Numa noite como essa, o tempo parece elástico, estendendo-se e contraindo-se a seu bel-prazer, como se quisesse prolongar cada pensamento e acalmar cada inquietação. Os minutos se esticavam, como se o universo estivesse apenas esperando o momento certo para revelar seus segredos mais profundos.

Olhei pela janela e pude ver as luzes intermitentes dos carros na rua, como pequenos vagalumes em sua busca eterna por um lar. As histórias de todas aquelas pessoas que transitavam pelas ruas naquele momento se entrelaçavam, invisíveis, como linhas de um novelo complexo e infinito.

Às vezes, as noites são assim, um convite para explorarmos os recantos da nossa própria alma. As insônias, embora indesejadas, têm o poder de nos transportar para um estado de introspecção profunda, onde somos forçados a confrontar nossos medos, sonhos e desejos.

Nessa noite, as memórias invadiram meu quarto como fantasmas do passado, cada uma trazendo consigo uma lição, um arrependimento ou uma saudade. E, na escuridão, eu as encarei de frente, permitindo que suas sombras se misturassem às minhas.

O que é que a noite tem de tão especial, que nos faz enxergar a vida com olhos diferentes? Seria o silêncio, que torna mais audíveis os suspiros da alma? Seria a escuridão, que nos obriga a buscar a luz dentro de nós mesmos?

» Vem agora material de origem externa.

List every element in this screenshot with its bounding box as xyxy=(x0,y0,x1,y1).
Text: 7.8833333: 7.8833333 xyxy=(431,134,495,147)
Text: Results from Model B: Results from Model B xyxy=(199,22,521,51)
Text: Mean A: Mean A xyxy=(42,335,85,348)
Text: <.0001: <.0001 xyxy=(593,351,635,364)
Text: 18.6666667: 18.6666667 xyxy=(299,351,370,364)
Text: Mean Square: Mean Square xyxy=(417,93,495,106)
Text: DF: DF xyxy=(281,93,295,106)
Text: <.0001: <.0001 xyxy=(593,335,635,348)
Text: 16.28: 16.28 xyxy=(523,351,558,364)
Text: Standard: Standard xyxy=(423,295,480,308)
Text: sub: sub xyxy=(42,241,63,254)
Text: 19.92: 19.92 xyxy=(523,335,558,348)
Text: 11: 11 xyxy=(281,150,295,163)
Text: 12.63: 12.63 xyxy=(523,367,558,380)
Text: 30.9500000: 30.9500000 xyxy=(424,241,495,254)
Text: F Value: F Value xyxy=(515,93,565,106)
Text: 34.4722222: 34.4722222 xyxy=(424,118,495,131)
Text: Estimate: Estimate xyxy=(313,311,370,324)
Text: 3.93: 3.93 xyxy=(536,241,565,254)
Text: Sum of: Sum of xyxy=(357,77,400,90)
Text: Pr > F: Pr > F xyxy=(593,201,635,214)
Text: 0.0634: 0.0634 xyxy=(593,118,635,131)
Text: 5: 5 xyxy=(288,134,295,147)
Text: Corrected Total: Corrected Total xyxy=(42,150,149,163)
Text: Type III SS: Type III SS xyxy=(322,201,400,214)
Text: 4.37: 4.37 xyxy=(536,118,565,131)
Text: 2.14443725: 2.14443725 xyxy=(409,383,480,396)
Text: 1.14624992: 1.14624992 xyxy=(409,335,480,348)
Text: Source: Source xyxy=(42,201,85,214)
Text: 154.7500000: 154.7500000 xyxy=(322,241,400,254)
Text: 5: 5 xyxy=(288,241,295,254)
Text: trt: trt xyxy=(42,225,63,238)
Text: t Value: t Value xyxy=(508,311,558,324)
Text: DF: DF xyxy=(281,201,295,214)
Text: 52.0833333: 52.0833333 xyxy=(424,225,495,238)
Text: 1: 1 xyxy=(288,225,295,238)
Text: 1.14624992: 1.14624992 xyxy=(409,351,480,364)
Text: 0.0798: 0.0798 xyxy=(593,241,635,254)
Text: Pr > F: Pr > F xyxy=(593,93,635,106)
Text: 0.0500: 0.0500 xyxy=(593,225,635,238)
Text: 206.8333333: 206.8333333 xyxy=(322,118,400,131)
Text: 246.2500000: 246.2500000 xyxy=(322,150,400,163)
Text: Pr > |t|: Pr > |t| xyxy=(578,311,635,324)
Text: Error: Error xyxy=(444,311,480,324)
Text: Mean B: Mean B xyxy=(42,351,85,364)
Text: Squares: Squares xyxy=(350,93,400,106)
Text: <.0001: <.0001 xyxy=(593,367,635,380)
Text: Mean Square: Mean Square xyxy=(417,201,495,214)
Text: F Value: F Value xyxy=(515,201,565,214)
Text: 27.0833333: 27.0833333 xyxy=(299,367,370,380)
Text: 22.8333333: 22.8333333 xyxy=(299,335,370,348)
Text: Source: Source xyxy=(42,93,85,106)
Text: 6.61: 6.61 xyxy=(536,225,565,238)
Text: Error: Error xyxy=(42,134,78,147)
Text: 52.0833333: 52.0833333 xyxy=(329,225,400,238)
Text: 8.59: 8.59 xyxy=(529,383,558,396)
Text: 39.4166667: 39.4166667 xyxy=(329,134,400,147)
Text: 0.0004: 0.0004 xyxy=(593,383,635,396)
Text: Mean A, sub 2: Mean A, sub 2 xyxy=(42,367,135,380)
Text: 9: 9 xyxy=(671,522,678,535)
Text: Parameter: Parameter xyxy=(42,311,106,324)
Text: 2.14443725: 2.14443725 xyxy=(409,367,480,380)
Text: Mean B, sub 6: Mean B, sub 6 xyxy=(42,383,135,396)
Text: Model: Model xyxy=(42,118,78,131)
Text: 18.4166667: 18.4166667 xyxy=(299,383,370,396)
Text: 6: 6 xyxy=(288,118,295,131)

Talvez, à medida que a noite avançava, eu tenha encontrado algumas respostas. Talvez, tenha me reconciliado com os meus demônios internos ou abraçado meus anseios mais profundos. Talvez, tenha percebido que as insônias, apesar de incômodas, são mestras em nos guiar por labirintos emocionais que raramente ousamos explorar à luz do dia.

E assim, ao raiar do dia, com a claridade invadindo meu quarto, percebi que as noites de insônia não eram inimigas, mas sim aliadas na busca do autoconhecimento. Às vezes, é nas horas mais escuras que encontramos as respostas que tanto buscamos, e é na quietude da noite que podemos ouvir as verdades que sussurram em nossos corações.